Question: Alex needs to borrow $\$10,\!000$ from the bank. The bank gives him two options.

1. A ten-year loan with an annual interest rate of $10\%$ compounded quarterly, with the condition that at the end of 5 years, Alex must make a payment equal to half of what he owes.  The other half continues to accrue interest, and at the end of the ten years, Alex will pay off the remaining balance.

2. A ten-year loan with a simple annual interest rate of $12\%$, with just one lump-sum payment at the end of the ten years.

Find the positive difference between the total amounts Alex has to pay back under the two schemes.

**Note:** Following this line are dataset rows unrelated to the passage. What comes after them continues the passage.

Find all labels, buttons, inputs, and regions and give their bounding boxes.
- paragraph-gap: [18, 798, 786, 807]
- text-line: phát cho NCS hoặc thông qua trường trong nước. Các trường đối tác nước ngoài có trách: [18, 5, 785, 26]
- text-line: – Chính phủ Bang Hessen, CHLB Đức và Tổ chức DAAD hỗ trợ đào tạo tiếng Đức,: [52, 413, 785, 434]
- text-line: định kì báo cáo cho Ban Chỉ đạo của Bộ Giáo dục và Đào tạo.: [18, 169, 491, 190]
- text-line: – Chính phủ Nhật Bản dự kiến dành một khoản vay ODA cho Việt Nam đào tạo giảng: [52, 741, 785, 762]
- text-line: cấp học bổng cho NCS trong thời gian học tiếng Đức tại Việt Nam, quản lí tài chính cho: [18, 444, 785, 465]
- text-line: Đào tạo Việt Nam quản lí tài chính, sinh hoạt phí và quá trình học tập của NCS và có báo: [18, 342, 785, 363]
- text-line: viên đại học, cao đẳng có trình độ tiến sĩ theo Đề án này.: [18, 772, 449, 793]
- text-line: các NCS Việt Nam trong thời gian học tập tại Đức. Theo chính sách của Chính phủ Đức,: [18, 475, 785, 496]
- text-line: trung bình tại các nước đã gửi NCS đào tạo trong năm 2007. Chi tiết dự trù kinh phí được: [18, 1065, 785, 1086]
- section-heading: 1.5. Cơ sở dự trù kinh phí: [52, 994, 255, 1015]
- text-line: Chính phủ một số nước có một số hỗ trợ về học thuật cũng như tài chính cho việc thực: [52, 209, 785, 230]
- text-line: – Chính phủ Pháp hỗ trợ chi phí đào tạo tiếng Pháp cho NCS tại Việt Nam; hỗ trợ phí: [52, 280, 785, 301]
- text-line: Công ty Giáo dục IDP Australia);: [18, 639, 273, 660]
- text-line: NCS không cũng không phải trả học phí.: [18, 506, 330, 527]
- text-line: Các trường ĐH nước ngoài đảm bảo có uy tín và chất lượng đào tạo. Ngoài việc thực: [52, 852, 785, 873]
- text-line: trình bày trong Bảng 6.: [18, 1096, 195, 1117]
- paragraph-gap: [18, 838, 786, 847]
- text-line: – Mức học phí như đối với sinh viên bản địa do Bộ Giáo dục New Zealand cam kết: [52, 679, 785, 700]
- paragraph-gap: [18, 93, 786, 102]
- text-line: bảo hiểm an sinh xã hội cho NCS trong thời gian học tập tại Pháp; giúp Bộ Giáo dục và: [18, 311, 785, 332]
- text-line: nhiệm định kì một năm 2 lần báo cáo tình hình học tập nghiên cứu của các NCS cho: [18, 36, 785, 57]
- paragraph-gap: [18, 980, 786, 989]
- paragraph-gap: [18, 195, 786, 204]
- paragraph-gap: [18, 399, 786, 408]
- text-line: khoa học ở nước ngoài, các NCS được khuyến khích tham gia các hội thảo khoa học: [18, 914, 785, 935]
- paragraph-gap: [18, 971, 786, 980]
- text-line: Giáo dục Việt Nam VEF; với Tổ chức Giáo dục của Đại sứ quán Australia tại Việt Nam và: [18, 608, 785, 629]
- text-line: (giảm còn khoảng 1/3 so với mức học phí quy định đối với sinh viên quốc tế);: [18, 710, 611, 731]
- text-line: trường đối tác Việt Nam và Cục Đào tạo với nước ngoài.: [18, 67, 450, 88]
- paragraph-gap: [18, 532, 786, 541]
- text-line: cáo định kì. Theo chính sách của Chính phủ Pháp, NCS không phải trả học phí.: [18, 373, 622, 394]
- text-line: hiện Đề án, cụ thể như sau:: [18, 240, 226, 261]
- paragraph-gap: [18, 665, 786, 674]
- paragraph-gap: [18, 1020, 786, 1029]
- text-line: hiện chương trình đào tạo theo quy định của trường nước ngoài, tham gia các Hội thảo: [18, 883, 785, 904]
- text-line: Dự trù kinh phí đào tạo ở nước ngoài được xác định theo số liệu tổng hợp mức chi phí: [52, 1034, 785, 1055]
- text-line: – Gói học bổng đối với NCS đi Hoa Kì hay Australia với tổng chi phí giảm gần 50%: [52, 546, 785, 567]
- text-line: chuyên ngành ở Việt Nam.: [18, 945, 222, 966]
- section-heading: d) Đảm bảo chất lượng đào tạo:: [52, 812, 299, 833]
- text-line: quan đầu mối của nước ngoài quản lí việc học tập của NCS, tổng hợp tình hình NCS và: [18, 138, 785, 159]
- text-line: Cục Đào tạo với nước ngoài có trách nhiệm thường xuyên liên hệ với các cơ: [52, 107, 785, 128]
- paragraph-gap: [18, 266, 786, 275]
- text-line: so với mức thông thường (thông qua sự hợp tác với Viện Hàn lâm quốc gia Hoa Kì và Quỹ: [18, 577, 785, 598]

Round your answer to the nearest dollar.
Explanation: For the compounded interest, we use the formula $A=P\left(1+\frac{r}{n}\right)^{nt}$, where $A$ is the end balance, $P$ is the principal, $r$ is the interest rate, $t$ is the number of years, and $n$ is the number of times compounded in a year.

First we find out how much he would owe in $5$ years, which is $$\$10,\!000\left(1+\frac{0.1}{4}\right)^{4 \cdot 5} \approx \$16,\!386.16$$

He pays off half of it in $5$ years, which is $\frac{\$16,\!386.16}{2}=\$8193.08$ He has $\$8193.08$ left to be compounded over the next $5$ years. This then becomes $$\$8193.08\left(1+\frac{0.1}{4}\right)^{4 \cdot 5} \approx \$13,\!425.32$$

He has to pay back a total of $\$8193.08+\$13,\!425.32=\$21,\!618.40$ in ten years if he chooses the compounding interest.

For the simple interest, he would have to pay $0.12 \cdot 10000=1200$ dollars per year. This means he would have to pay a total of $10000+10 \cdot 1200=22000$ dollars in ten years.

Therefore, he should choose the compounded interest and save $\$22000-\$21618.40=\$381.6 \approx \boxed{382 \text{ dollars}}$.